Odd viscous flow past a sphere at low but nonzero Reynolds numbers

TL;DR

This paper investigates how odd viscosity influences flow past a sphere at low Reynolds numbers, revealing that while lift force vanishes, a non-zero torque can arise due to the interplay of odd viscosity and convection.

Contribution

It extends understanding of odd viscosity effects in low Reynolds number flows past spheres, overcoming theoretical hurdles with asymptotic matching and reciprocal theorem techniques.

Findings

Lift force vanishes in the considered flow regime.

A stream-induced non-vanishing torque arises due to odd viscosity and convection.

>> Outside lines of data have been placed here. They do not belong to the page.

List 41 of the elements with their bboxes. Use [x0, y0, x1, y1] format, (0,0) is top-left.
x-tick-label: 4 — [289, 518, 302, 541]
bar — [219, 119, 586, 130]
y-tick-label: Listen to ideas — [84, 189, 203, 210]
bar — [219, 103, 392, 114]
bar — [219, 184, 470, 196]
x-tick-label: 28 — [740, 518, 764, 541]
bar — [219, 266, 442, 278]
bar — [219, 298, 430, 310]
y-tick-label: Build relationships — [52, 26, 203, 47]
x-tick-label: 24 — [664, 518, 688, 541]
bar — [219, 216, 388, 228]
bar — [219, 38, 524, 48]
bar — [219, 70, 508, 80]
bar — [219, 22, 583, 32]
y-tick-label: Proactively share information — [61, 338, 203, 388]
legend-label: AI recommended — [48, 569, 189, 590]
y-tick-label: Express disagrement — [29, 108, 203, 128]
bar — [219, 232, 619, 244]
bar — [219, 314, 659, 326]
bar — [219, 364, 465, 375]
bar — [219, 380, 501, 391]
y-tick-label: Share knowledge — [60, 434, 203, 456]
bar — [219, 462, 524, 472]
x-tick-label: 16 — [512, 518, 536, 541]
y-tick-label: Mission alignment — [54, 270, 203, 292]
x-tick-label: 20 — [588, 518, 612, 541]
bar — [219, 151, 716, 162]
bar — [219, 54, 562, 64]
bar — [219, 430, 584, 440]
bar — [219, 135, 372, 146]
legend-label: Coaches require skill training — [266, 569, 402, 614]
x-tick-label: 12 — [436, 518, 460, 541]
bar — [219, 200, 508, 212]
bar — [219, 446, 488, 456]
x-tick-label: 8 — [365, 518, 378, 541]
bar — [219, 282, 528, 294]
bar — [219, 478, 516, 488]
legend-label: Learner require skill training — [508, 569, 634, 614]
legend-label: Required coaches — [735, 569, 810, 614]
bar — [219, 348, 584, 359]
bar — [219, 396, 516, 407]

The analysis includes cases with and without axial symmetry.

Abstract

Measuring lift force on symmetrically shaped obstacles immersed in laminar flow is the quintessential way of signalling odd viscosity. For flow past cylinders, such a lift force does not arise when incompressibility and no-slip boundary conditions hold, whereas for spheres, a lift force was found in Stokes flow, applying to cases where the Reynolds number is negligible and convection can be ignored. When considering the role of convection at low but nonzero Reynolds numbers, two arising hurdles are the Whitehead paradox and the breaking of axial symmetry, which are overcome by asymptotic matching and the Lorentz reciprocal theorem respectively. We also consider the case where axial symmetry is retained because the translation of the sphere is aligned with the anisotropy vector of odd viscosity. We find that while lift vanishes, the interplay between odd viscosity and convection gives rise to a stream-induced non-vanishing torque.